Originally Posted by Selena
I'm having trouble with these two questions:

[snip]

3. Second question is similar: given average score = 70, standard deviation = 10, if 300 students selected at random, what is probability that AT LEAST 175 students will have final score over 70?
Getting a score over 70 will have probability of 0.5 that I know, since mean = 70. But the numbers are way too large to calculate, since I gotta do (300 select 175)(0.5)^175(0.5)^125, and that's only if exactly 175 people get over score of 70. Gotta repeat that like 125 times. How do I approximate this using the binomial distribution curve? Isn't that curve used for approximating "approximately what % of people would get score x"?

Thanks.

Let Y be the random variable "Number of people who get a score above 70."

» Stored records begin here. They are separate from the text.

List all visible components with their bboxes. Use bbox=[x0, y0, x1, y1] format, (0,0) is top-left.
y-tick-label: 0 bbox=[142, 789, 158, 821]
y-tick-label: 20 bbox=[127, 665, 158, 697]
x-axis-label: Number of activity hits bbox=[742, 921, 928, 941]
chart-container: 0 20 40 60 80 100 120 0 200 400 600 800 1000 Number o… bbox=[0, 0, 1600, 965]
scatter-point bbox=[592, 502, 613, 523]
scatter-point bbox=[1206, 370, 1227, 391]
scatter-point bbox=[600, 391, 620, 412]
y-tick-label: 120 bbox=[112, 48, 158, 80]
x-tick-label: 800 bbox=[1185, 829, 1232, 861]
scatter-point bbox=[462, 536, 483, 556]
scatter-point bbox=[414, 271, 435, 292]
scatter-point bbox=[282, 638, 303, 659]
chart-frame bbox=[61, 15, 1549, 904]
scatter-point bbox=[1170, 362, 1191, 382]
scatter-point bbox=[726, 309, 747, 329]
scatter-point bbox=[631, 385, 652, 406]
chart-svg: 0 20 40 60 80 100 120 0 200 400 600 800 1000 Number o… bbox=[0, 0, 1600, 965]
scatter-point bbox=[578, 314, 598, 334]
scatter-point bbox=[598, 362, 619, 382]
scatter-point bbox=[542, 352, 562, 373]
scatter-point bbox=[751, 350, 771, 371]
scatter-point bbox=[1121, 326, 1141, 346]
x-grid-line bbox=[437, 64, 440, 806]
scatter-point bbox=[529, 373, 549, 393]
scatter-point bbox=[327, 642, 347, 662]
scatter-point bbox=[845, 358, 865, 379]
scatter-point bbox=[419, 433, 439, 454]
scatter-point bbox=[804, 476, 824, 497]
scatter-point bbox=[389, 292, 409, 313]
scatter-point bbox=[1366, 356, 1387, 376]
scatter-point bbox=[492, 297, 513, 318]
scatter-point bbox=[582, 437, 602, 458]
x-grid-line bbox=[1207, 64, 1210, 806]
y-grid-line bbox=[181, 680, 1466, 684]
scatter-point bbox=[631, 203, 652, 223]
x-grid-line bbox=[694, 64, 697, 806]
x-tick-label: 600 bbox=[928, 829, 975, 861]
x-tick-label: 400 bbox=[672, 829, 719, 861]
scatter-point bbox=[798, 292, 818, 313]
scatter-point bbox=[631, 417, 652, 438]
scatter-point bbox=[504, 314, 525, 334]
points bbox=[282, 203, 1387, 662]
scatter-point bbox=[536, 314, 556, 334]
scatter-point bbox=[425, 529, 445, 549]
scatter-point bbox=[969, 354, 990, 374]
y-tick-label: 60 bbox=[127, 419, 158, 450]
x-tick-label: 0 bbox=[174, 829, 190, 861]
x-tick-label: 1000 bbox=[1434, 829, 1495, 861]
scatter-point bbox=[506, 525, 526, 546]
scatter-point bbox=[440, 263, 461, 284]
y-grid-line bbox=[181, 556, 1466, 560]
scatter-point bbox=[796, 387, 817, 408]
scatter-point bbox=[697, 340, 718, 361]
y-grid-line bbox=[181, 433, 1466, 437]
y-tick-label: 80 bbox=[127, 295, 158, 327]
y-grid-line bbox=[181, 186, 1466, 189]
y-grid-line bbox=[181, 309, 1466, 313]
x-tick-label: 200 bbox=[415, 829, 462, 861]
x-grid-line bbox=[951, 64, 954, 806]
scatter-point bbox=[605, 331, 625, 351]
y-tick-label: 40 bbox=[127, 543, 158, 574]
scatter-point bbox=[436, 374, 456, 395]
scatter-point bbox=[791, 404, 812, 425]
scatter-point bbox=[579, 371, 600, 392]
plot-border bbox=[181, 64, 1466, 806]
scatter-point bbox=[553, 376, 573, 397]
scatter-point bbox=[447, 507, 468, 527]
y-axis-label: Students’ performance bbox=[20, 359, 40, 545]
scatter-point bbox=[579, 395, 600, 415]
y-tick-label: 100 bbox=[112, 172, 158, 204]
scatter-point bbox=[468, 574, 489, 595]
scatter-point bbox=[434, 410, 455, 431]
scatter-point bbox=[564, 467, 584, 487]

Then Y ~ Binomial(n = 300, p = Pr(X > 70) = 0.5).

Calculate $\Pr(Y \geq 175)$.

I suggest you now review the normal approximation to the binomial distribution (it will be in your class notes or textbook. Or use Google to find a website that works for you). Or use a reliable CAS.
• Jul 19th 2011, 11:57 AM
Selena
Re: Two probability questions
Thanks Mr. Fantastic.
Turned out we just covered that average concept today in class. Kind of weird the practice question was assigned before the lecture lol.
Anyways what we did was set X-bar as the average score, X-bar ~ N{u, stddev/sqrt(n)} (sorry not sure how to post those math symbols), then convert P(x-bar > 73) into P{Z > (73-70)/10}.